Be that as it may, SMRT should have put in more resources to check for damages sustained by trains that plied the collapsed section of third rail on December 15.
If these defects had been detected and corrected, the December 17 incident could have been averted.
SMRT could also have done more to tighten its entire maintenance framework - something the inquiry report minced no words in pointing out, and which the operator accepts.
Still, questions remain about the defective metal fastener, and the adjacent support assemblies which also had defective insulators. The inquiry also noted that the third rail claws had a weak design that made them prone to dropping.
That does not mean SMRT had a raw deal and could have done nothing about it.
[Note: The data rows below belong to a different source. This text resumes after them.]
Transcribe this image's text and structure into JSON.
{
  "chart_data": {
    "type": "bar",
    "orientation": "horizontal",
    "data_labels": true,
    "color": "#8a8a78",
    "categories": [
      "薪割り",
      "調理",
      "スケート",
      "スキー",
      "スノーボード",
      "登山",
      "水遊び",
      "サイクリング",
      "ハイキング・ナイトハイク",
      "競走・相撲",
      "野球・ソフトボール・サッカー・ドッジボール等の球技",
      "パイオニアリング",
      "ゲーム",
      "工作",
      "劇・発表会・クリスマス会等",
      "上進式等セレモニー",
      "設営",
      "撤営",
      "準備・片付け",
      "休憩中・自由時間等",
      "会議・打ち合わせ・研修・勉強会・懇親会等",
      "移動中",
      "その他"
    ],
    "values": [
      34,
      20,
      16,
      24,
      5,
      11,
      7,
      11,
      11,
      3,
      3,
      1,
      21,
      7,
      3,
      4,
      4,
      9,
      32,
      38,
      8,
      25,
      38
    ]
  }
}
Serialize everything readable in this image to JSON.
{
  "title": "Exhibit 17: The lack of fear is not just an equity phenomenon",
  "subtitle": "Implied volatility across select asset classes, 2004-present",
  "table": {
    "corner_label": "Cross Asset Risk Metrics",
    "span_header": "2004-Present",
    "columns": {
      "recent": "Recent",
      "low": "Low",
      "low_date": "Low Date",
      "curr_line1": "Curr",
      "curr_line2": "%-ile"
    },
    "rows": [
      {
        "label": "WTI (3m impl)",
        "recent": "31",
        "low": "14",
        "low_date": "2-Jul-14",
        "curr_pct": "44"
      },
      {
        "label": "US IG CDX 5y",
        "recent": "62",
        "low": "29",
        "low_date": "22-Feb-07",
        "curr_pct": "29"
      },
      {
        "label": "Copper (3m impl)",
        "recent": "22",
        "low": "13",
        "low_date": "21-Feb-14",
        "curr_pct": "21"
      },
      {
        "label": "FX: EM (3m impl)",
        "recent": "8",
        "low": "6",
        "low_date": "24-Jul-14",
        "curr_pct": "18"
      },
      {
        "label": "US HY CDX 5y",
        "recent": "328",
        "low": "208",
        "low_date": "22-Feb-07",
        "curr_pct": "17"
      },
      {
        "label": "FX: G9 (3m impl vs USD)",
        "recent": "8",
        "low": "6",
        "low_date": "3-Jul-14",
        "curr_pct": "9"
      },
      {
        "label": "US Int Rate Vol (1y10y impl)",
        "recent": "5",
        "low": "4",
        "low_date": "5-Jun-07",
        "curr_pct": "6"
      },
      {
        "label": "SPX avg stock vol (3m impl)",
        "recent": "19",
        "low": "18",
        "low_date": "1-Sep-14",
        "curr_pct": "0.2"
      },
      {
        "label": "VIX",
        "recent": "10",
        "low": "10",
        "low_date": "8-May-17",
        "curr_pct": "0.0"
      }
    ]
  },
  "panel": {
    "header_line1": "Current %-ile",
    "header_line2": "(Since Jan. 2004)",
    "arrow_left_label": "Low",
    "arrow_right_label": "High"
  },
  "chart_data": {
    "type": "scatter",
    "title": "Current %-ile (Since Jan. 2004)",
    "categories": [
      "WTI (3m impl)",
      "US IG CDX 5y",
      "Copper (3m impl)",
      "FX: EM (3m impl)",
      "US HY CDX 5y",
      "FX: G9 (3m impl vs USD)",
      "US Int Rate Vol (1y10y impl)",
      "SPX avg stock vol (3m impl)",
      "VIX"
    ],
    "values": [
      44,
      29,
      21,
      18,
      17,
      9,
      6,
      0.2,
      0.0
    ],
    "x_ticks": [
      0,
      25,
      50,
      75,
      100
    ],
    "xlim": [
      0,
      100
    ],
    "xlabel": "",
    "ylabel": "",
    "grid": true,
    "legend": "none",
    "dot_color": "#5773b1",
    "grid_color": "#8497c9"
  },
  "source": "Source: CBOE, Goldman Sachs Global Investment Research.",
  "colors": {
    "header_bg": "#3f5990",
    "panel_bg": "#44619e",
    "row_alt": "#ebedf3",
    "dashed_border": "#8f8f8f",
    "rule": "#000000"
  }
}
It could have been more proactive in getting the Land Transport Authority (LTA) - which oversees rail projects and regulates the rail industry - to replace the ageing and poorly designed third rail supports.
In fact, SMRT had brought up the issue of dropping claws in 1995, but did not pursue the matter further.
The LTA, on its part, did not follow up on the dropping claw issue after 1995, as the COI noted.
The whole issue of defective or poorly designed third rail support components is water under the bridge though, now that it has been decided that all claws should be replaced by the latest fifth-generation model, which can be bolted to the third rail.
These new claws, which come with new insulators, are far more secure, but can also be dislodged. But being made of stainless steel, they are more detectable when dropped than the old black cast-iron claws.
Other methods of detecting anomalies on the third rail - such as the high-speed camera system mounted on trains - will also help prevent a repeat of December's incidents.
But breakdowns of other nature can and will still occur. That is an undeniable fact of all mechanical systems.
The inquiry's report has also put in a comprehensive list of recommendations to mitigate the impact breakdowns have on commuters.
Like its engineering recommendations, many are overlapping. And so they should be.
A system that transports millions of people a day should likewise have built-in redundancies so that the failure of one component or process does not jeopardise the integrity of the entire network.
Built-in redundancies aside, the design and build quality of each component must be robust.
As far as the third rail support assemblies on the North-South and East-West lines go, that has clearly proven to be not the case.
Between maintenance and design, especially in an ageing system, there is no running away from the fact that accountability must lie with all players - operator and regulator.
Commuters, for sure, will be demanding that.